A few months later, the ship is still on the bottom of the sea and a few days ago, Wicked Diving planned an exploration trip to assess the safety and dive-ability of the wreck to gather some information about the depth and size of the boat. We are looking for dangers and threats to divers and make sure that our guests can dive the wreck without risk.
With the GPS coordinates in hand, some staff and our group of 4 divemaster trainees left with our longtail in the early morning to make a dive at the wreck. However, due to potentially bad weather conditions, we had to turn the longtailboat around and go back to the harbor. The wreck is located in open sea, and offers no protection for dive boats.
Since we had the gear and tanks already on the boat and still wanted to make a dive, we decided to try out a dive at a site that we had passed many times before, but never checked it out under water: the harbor of Tublamu!
This place has low visibility, and you can find a lot of rubble, debris and small coral patches scattered over a sandy bottom. The kind of diving here is called muck diving. Muck diving is very popular in many other parts of the world and is very different than the typical diving we offer around the Similan Islands. The challenge is to find strange marine life that is doing their best to look exactly like the environment they live in. In other words, go slow and try to find small things that are very well camouflaged. We were hoping to find a few critters and we were definitely not disappointed!

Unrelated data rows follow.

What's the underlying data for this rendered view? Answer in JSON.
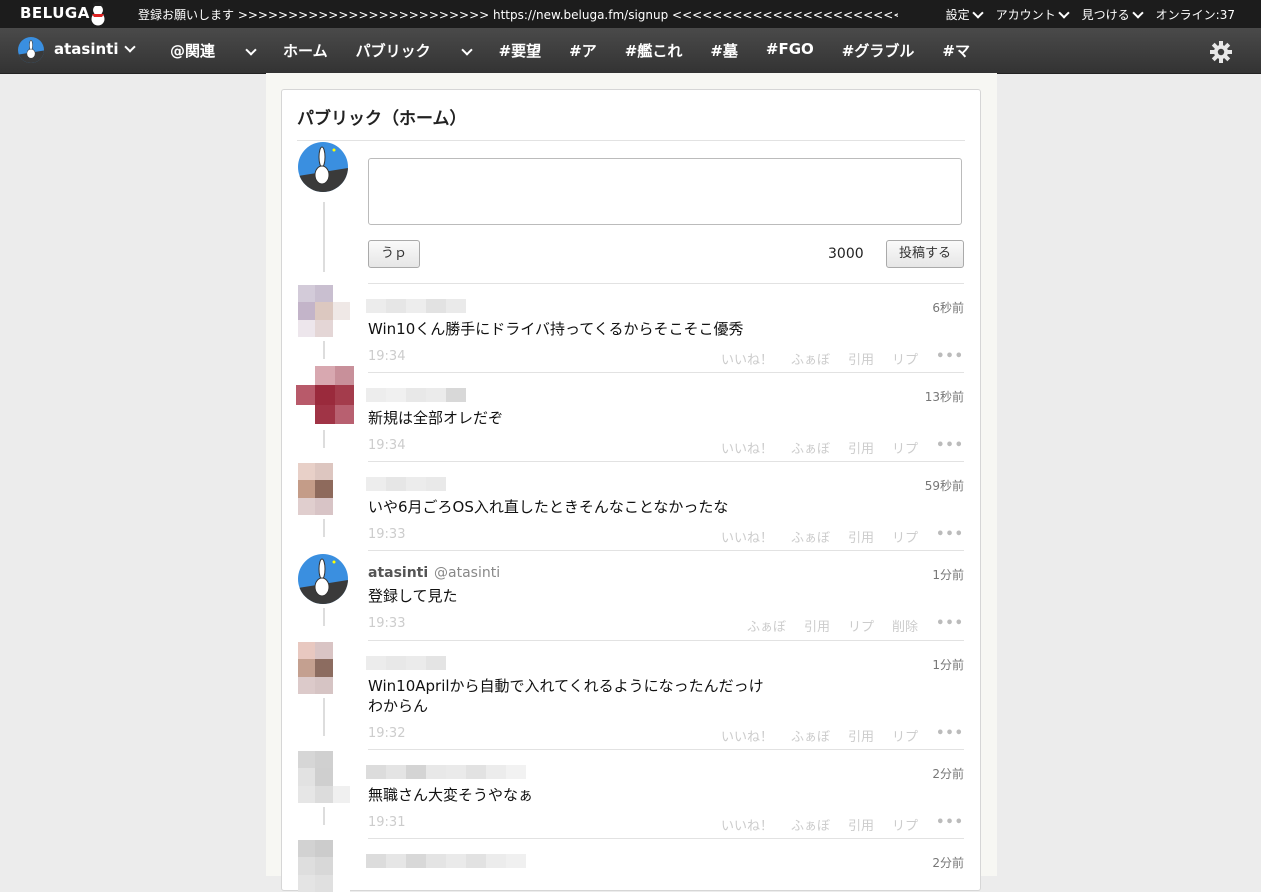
{
  "topbar": {
    "brand": "BELUGA",
    "marquee": "登録お願いします >>>>>>>>>>>>>>>>>>>>>>>>> https://new.beluga.fm/signup <<<<<<<<<<<<<<<<<<<<<<<<< 登録お願",
    "menu": [
      "設定",
      "アカウント",
      "見つける"
    ],
    "online": "オンライン:37"
  },
  "navbar": {
    "username": "atasinti",
    "items": [
      "@関連",
      "ホーム",
      "パブリック",
      "#要望",
      "#ア",
      "#艦これ",
      "#墓",
      "#FGO",
      "#グラブル",
      "#マ"
    ]
  },
  "panel": {
    "title": "パブリック（ホーム）",
    "compose": {
      "upload_label": "うｐ",
      "counter": "3000",
      "post_label": "投稿する"
    }
  },
  "actions": {
    "like": "いいね！",
    "fav": "ふぁぼ",
    "quote": "引用",
    "reply": "リプ",
    "delete": "削除",
    "more": "•••"
  },
  "posts": [
    {
      "name": "",
      "handle": "",
      "ago": "6秒前",
      "text": "Win10くん勝手にドライバ持ってくるからそこそこ優秀",
      "time": "19:34"
    },
    {
      "name": "",
      "handle": "",
      "ago": "13秒前",
      "text": "新規は全部オレだぞ",
      "time": "19:34"
    },
    {
      "name": "",
      "handle": "",
      "ago": "59秒前",
      "text": "いや6月ごろOS入れ直したときそんなことなかったな",
      "time": "19:33"
    },
    {
      "name": "atasinti",
      "handle": "@atasinti",
      "ago": "1分前",
      "text": "登録して見た",
      "time": "19:33"
    },
    {
      "name": "",
      "handle": "",
      "ago": "1分前",
      "text": "Win10Aprilから自動で入れてくれるようになったんだっけ\nわからん",
      "time": "19:32"
    },
    {
      "name": "",
      "handle": "",
      "ago": "2分前",
      "text": "無職さん大変そうやなぁ",
      "time": "19:31"
    },
    {
      "name": "",
      "handle": "",
      "ago": "2分前",
      "text": "",
      "time": ""
    }
  ],
  "colors": {
    "topbar_bg": "#1c1c1c",
    "navbar_bg": "#3c3c3c",
    "action_text": "#cccccc",
    "avatar_blue": "#3a8fe0"
  }
}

During the dive, we found several beautiful rare nudibranches, including a Janola species (see picture above) and an endemic Ceratosoma species.
Among the ‘finds’ were also several pipefish, lionfish, moray eels, shrimps, a seahorse and the very rare Pineapple Fish (if you think we’re kidding, check out the pictures!). All small, well hidden species.
But the Pineapple fish is truly the most exotic. They were rarely found in this region until the last few seasons. They are small, hide in small caves and nooks. About the size of your thumb, they look like small pineapples. Not too exciting? They have luminescent patches under their mouth. Glowing at night, these patches are thought to attract prey.
All the divers were very surprised with the amazing creatures to be found here and we are planning to dive this site more often to see if we can find some more strange looking stuff! And for sure we will try and dive the new wreck in the next couple of days! Keep you posted!